Adapted from Dutch Kills bar
This classic Irish coffee recipe comes to us via Dutch Kills, a bar in Long Island City, New York. The warm cocktail was supposedly popularized in the 1940s by Joseph Sheridan, a chef in the port city of Foynes, Ireland. In 1952, Irish coffee was introduced to San Francisco by the Buena Vista Cafe. Sheridan’s recipe went as follows: Cream – rich as an Irish brogue; Coffee – strong as a friendly hand; Sugar – sweet as the tongue of a rogue; Irish whiskey – smooth as the wit of the land.
Enjoy a warm toddy–style Irish coffee with a slice of Chocolate-Whiskey Cake.
What to buy: Powers or Jameson Irish Whiskey is recommended. In a pinch, añejo or Jamaican rum, tequila reposado, and bourbon are acceptable substitutes.
This drink was featured as part of our St. Patrick’s Day Recipes slideshow.
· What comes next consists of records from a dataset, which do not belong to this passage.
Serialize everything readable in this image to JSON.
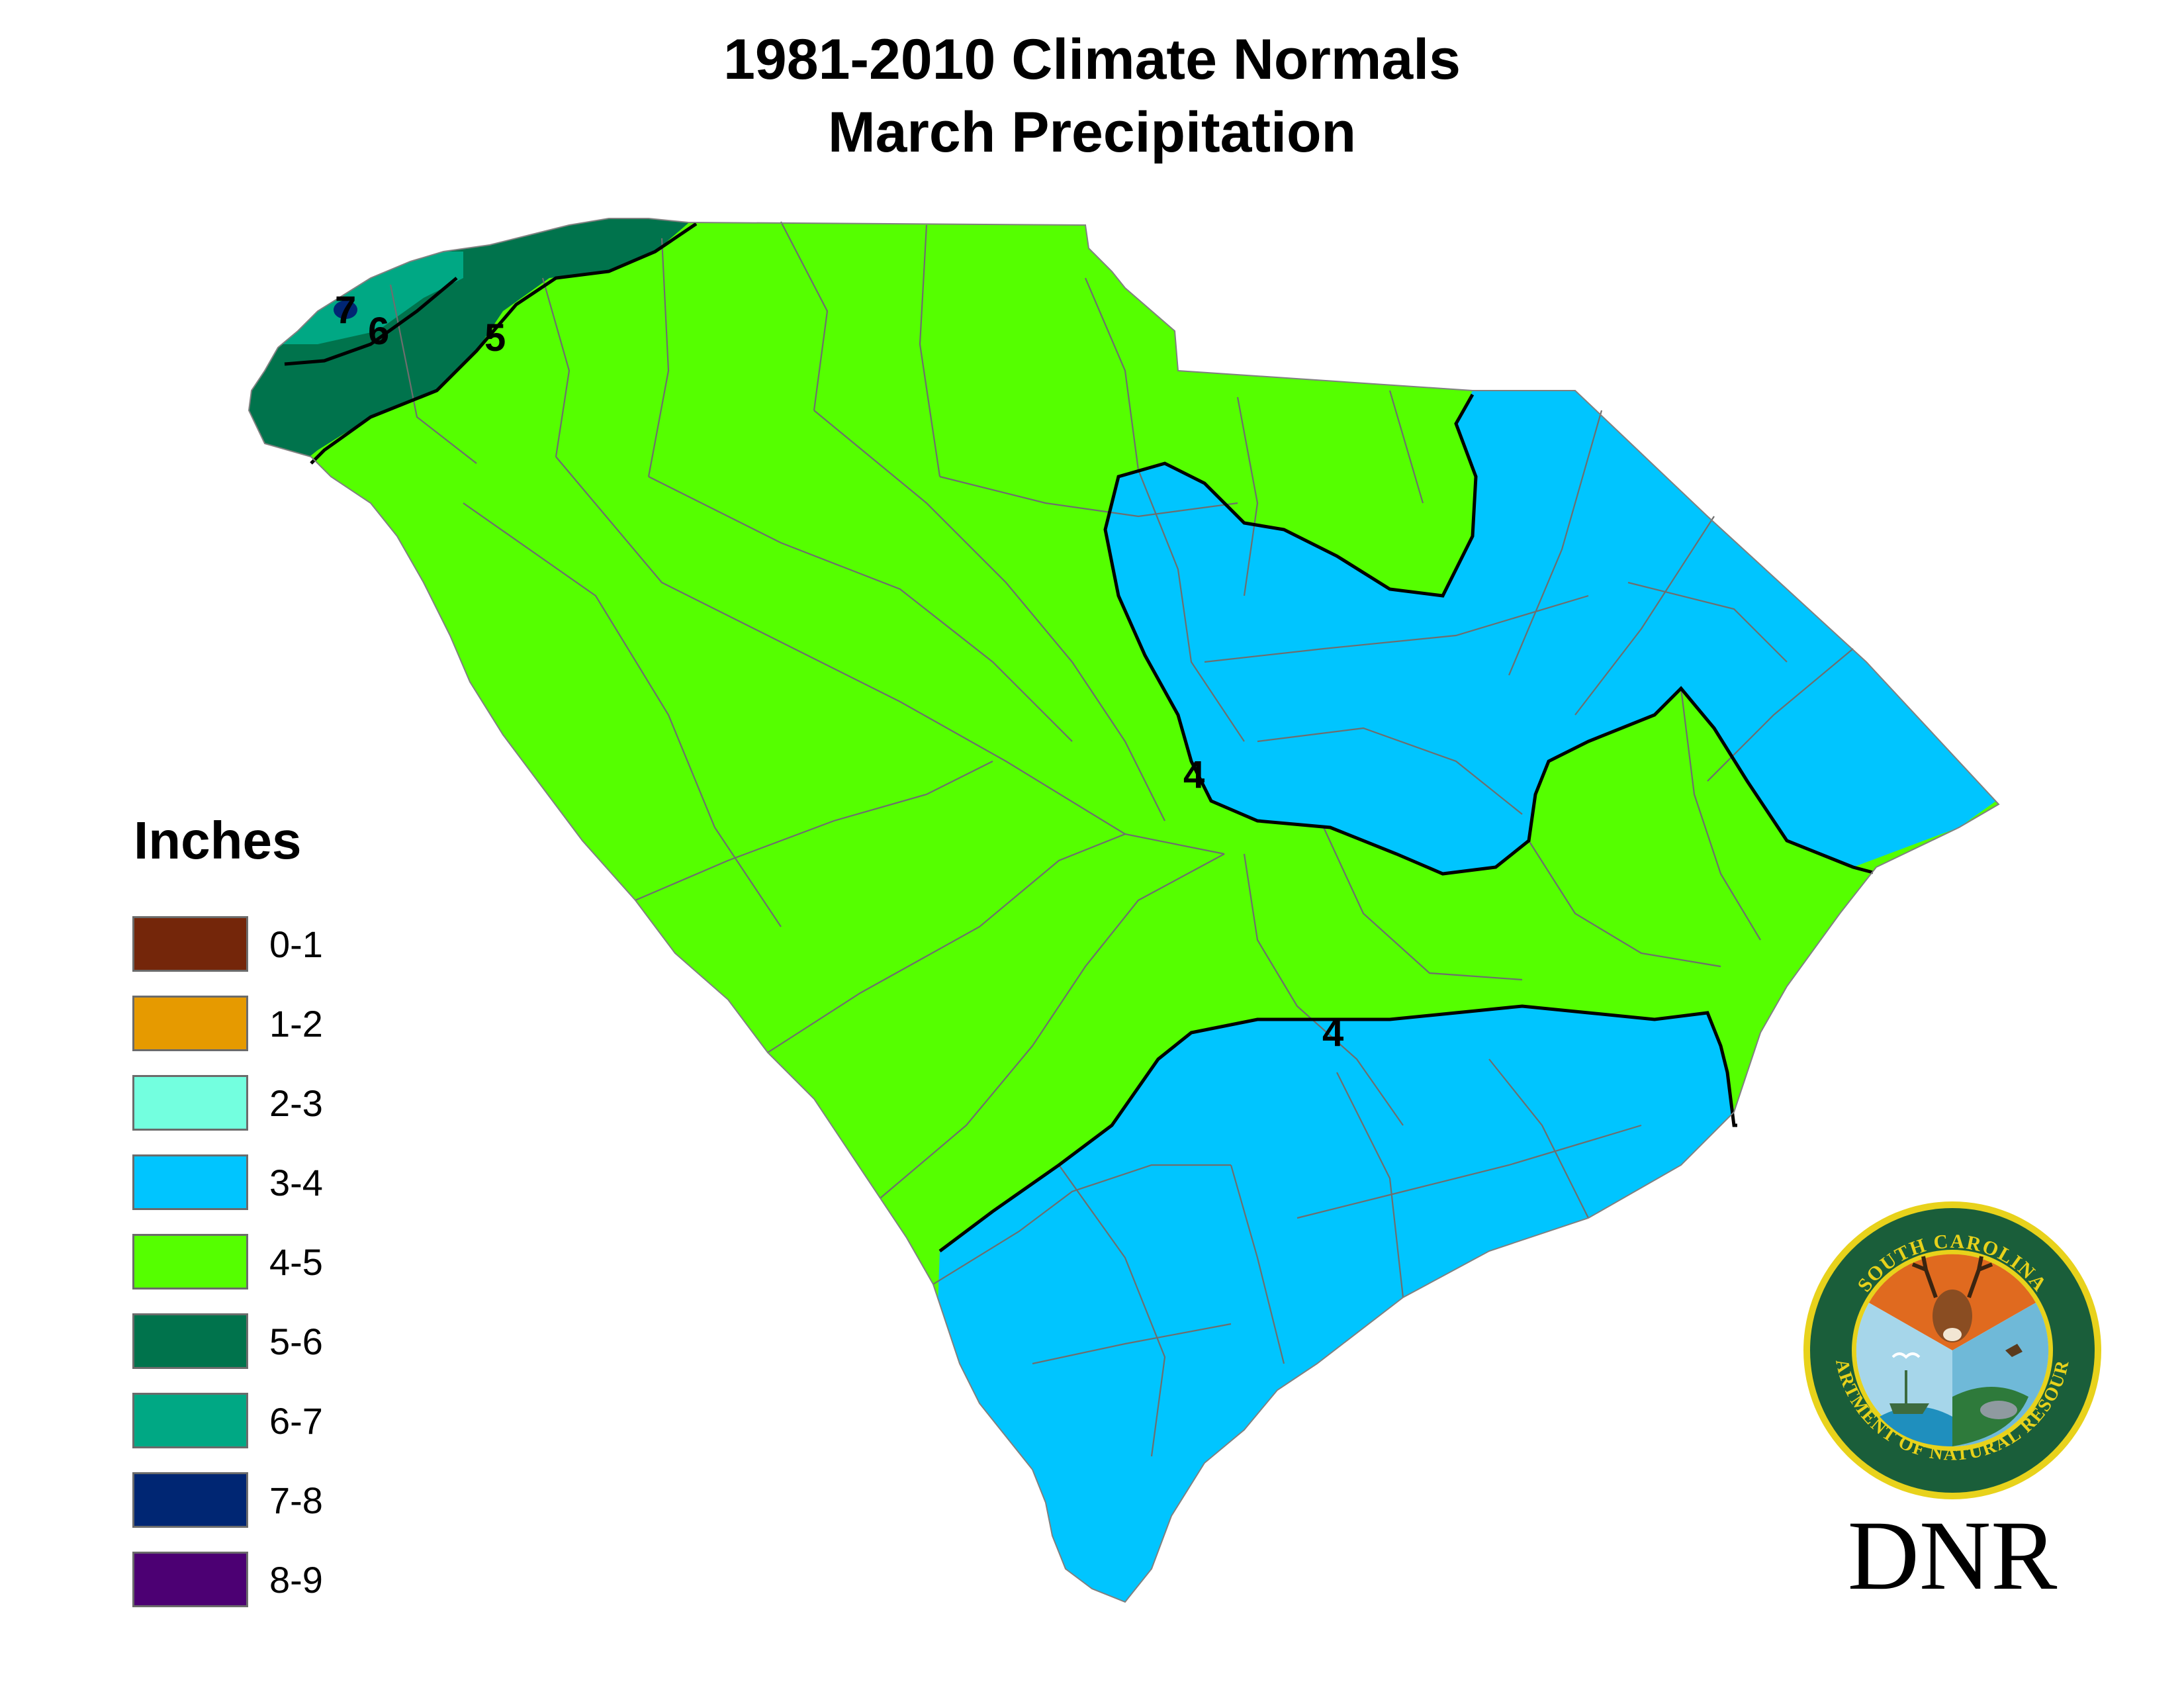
{
  "title": {
    "line1": "1981-2010 Climate Normals",
    "line2": "March Precipitation"
  },
  "legend": {
    "title": "Inches",
    "items": [
      {
        "label": "0-1",
        "color": "#74260a"
      },
      {
        "label": "1-2",
        "color": "#e69a00"
      },
      {
        "label": "2-3",
        "color": "#73ffdf"
      },
      {
        "label": "3-4",
        "color": "#00c5ff"
      },
      {
        "label": "4-5",
        "color": "#55ff00"
      },
      {
        "label": "5-6",
        "color": "#00734c"
      },
      {
        "label": "6-7",
        "color": "#00a884"
      },
      {
        "label": "7-8",
        "color": "#002673"
      },
      {
        "label": "8-9",
        "color": "#4c0073"
      }
    ]
  },
  "map": {
    "region": "South Carolina",
    "contour_labels": [
      "7",
      "6",
      "5",
      "4",
      "4"
    ],
    "zone_colors": {
      "4-5": "#55ff00",
      "3-4": "#00c5ff",
      "5-6": "#00734c",
      "6-7": "#00a884",
      "7-8": "#002673"
    }
  },
  "logo": {
    "seal_text_top": "SOUTH CAROLINA",
    "seal_text_bottom": "DEPARTMENT OF NATURAL RESOURCES",
    "wordmark": "DNR"
  }
}
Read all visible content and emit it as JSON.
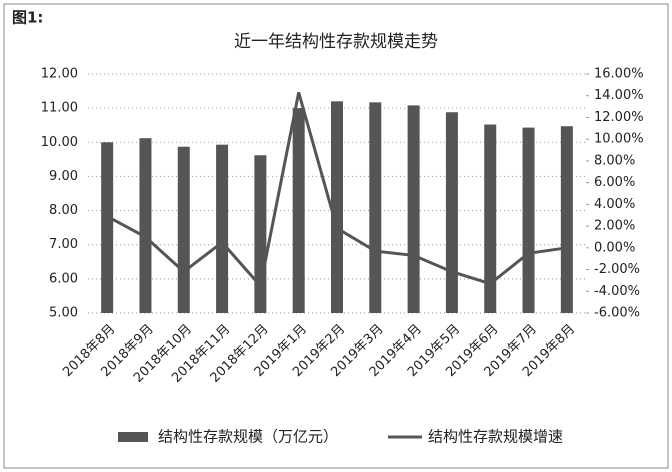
{
  "chart_data": {
    "type": "bar_line",
    "figure_label": "图1:",
    "title": "近一年结构性存款规模走势",
    "categories": [
      "2018年8月",
      "2018年9月",
      "2018年10月",
      "2018年11月",
      "2018年12月",
      "2019年1月",
      "2019年2月",
      "2019年3月",
      "2019年4月",
      "2019年5月",
      "2019年6月",
      "2019年7月",
      "2019年8月"
    ],
    "series": [
      {
        "name": "结构性存款规模（万亿元）",
        "type": "bar",
        "color": "#555555",
        "values": [
          10.0,
          10.12,
          9.87,
          9.93,
          9.62,
          11.0,
          11.2,
          11.17,
          11.08,
          10.88,
          10.52,
          10.43,
          10.47
        ]
      },
      {
        "name": "结构性存款规模增速",
        "type": "line",
        "axis": "y2",
        "color": "#555555",
        "values": [
          2.9,
          1.0,
          -2.2,
          0.5,
          -3.5,
          14.3,
          1.8,
          -0.3,
          -0.7,
          -2.2,
          -3.3,
          -0.5,
          0.0
        ]
      }
    ],
    "ylim": [
      5,
      12
    ],
    "yticks": [
      {
        "value": 5,
        "label": "5.00"
      },
      {
        "value": 6,
        "label": "6.00"
      },
      {
        "value": 7,
        "label": "7.00"
      },
      {
        "value": 8,
        "label": "8.00"
      },
      {
        "value": 9,
        "label": "9.00"
      },
      {
        "value": 10,
        "label": "10.00"
      },
      {
        "value": 11,
        "label": "11.00"
      },
      {
        "value": 12,
        "label": "12.00"
      }
    ],
    "y2lim": [
      -6,
      16
    ],
    "y2ticks": [
      {
        "value": -6,
        "label": "-6.00%"
      },
      {
        "value": -4,
        "label": "-4.00%"
      },
      {
        "value": -2,
        "label": "-2.00%"
      },
      {
        "value": 0,
        "label": "0.00%"
      },
      {
        "value": 2,
        "label": "2.00%"
      },
      {
        "value": 4,
        "label": "4.00%"
      },
      {
        "value": 6,
        "label": "6.00%"
      },
      {
        "value": 8,
        "label": "8.00%"
      },
      {
        "value": 10,
        "label": "10.00%"
      },
      {
        "value": 12,
        "label": "12.00%"
      },
      {
        "value": 14,
        "label": "14.00%"
      },
      {
        "value": 16,
        "label": "16.00%"
      }
    ],
    "grid": true,
    "legend": "bottom"
  }
}
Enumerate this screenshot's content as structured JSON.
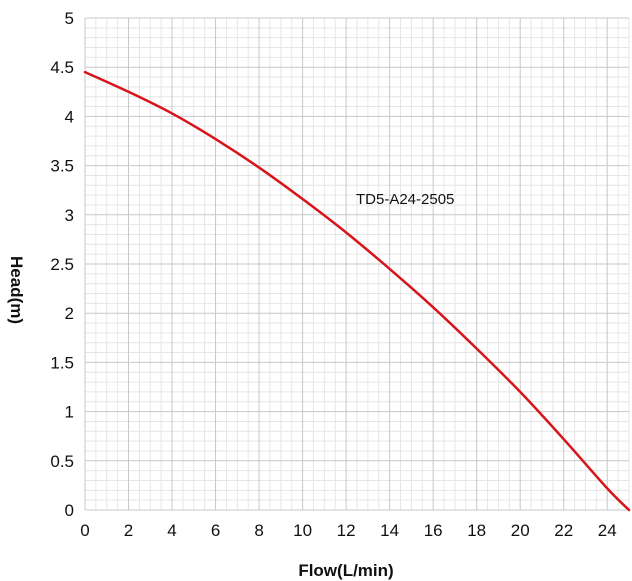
{
  "chart_data": {
    "type": "line",
    "title": "",
    "xlabel": "Flow(L/min)",
    "ylabel": "Head(m)",
    "xlim": [
      0,
      25
    ],
    "ylim": [
      0,
      5
    ],
    "x_ticks": [
      "0",
      "2",
      "4",
      "6",
      "8",
      "10",
      "12",
      "14",
      "16",
      "18",
      "20",
      "22",
      "24"
    ],
    "y_ticks": [
      "0",
      "0.5",
      "1",
      "1.5",
      "2",
      "2.5",
      "3",
      "3.5",
      "4",
      "4.5",
      "5"
    ],
    "grid": true,
    "colors": {
      "series": "#d7141a",
      "grid_major": "#c8c8c8",
      "grid_minor": "#e6e6e6"
    },
    "series": [
      {
        "name": "TD5-A24-2505",
        "x": [
          0,
          2,
          4,
          6,
          8,
          10,
          12,
          14,
          16,
          18,
          20,
          22,
          24,
          25
        ],
        "y": [
          4.45,
          4.25,
          4.03,
          3.77,
          3.48,
          3.16,
          2.82,
          2.45,
          2.06,
          1.64,
          1.2,
          0.72,
          0.22,
          0
        ]
      }
    ]
  }
}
- 6 teaspoons Demerara or turbinado sugar
- 3 ounces Irish whiskey
- 4 ounces espresso
- 4 ounces water
- 3 ounces heavy cream
- 2 fresh mint leaves, for garnish (optional)
- 1Place 4 teaspoons of the sugar, the whiskey, espresso, and water in a small saucepan and stir to combine. Set over low heat and stir occasionally until the sugar dissolves and the mixture is hot but not boiling, about 5 minutes.
- 2Place the remaining 2 teaspoons sugar and the cream in a medium bowl and whisk until the cream thickens and the sugar has dissolved, about 2 minutes.
- 3Transfer the hot coffee mixture to two 8-ounce heatproof glasses or mugs, top with a heaping spoonful of the whipped cream, and garnish with the mint leaves (if using). Serve immediately.